AI Language Model Generates Functional Antibodies Against Diverse Viral Targets

Researchers have developed an artificial intelligence model capable of generating novel antibody sequences specific to a range of viral antigens using only the target's amino acid sequence. The model, named MAGE (Monoclonal Antibody Generator), was designed to produce paired heavy and light chain antibody sequences without relying on template antibodies or structural input.
The study, led by scientists at Vanderbilt University Medical Center and collaborators, involved fine-tuning the protein language model Progen2 on over 18,000 antibody-antigen sequence pairs sourced from public databases and high-throughput techniques such as LIBRA-seq. The resulting model was trained to identify sequence features associated with binding specificity and to generate full-length human antibody sequences in response to antigen prompts.
To assess performance, MAGE was prompted with sequences from three viral targets: the SARS-CoV-2 receptor binding domain (RBD), the prefusion F protein of respiratory syncytial virus A (RSV-A), and the hemagglutinin (HA) of a recently emerged H5N1 avian influenza strain (A/Texas/37/2024). The targets were selected based on varying degrees of representation in the training dataset.

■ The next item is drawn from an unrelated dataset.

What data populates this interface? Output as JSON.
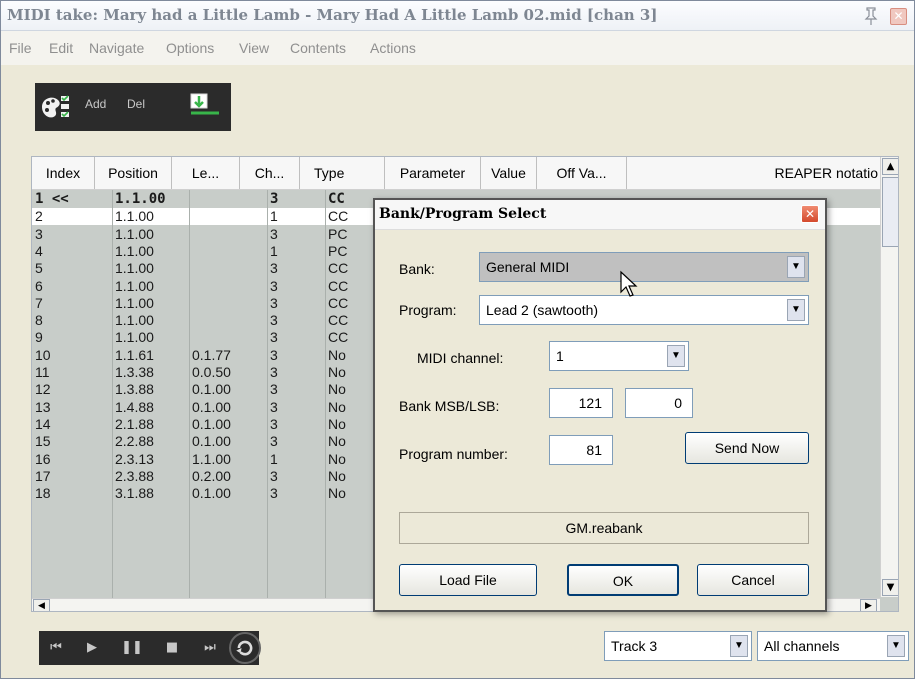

Experimental validation showed that, of 20 antibodies generated against the SARS-CoV-2 RBD, 9 demonstrated binding in ELISA assays, and 4 neutralized pseudovirus particles, including one with a half-maximal inhibitory concentration (IC50) below 10 ng/mL.
Against RSV-A, 7 of 23 tested antibodies demonstrated binding, and 3 neutralized the virus in vitro. Cryo-electron microscopy revealed distinct binding modes for two of the RSV-directed antibodies, with evidence of mutations contributing to their antigen recognition. One antibody, RSV-3301, targeted a less frequently characterized epitope and displayed somatic mutations not commonly observed in the training dataset.
When prompted with the HA sequence from the H5N1 A/Texas/37/2024 strain—unseen during training—MAGE generated antibody sequences that led to 5 of 18 candidates showing binding, all of which neutralized the virus. The HA sequence used shared approximately 91.5% identity with an older H5N1 strain present in the training data, allowing assessment of the model’s performance under limited prior representation.
The study also evaluated predicted developability metrics using the Therapeutic Antibody Profiler (TAP). None of the validated antibodies exceeded high-risk thresholds based on clinical-stage therapeutic benchmarks, although several fell within medium-risk categories for parameters such as CDR length.
MAGE represents a sequence-based, structure-independent approach for generating antigen-specific antibodies. Unlike methods focused on affinity maturation or CDR redesign, this model generates entire variable regions without the need for a template. The authors note that while MAGE was optimized for specificity rather than affinity or neutralization, a portion of the generated antibodies displayed functional neutralization capabilities.
The findings suggest that MAGE may contribute to early-stage antibody discovery workflows, particularly in contexts where structural information or donor-derived antibodies are unavailable. The model’s open-source code and training data have been made publicly accessible to support further research and development.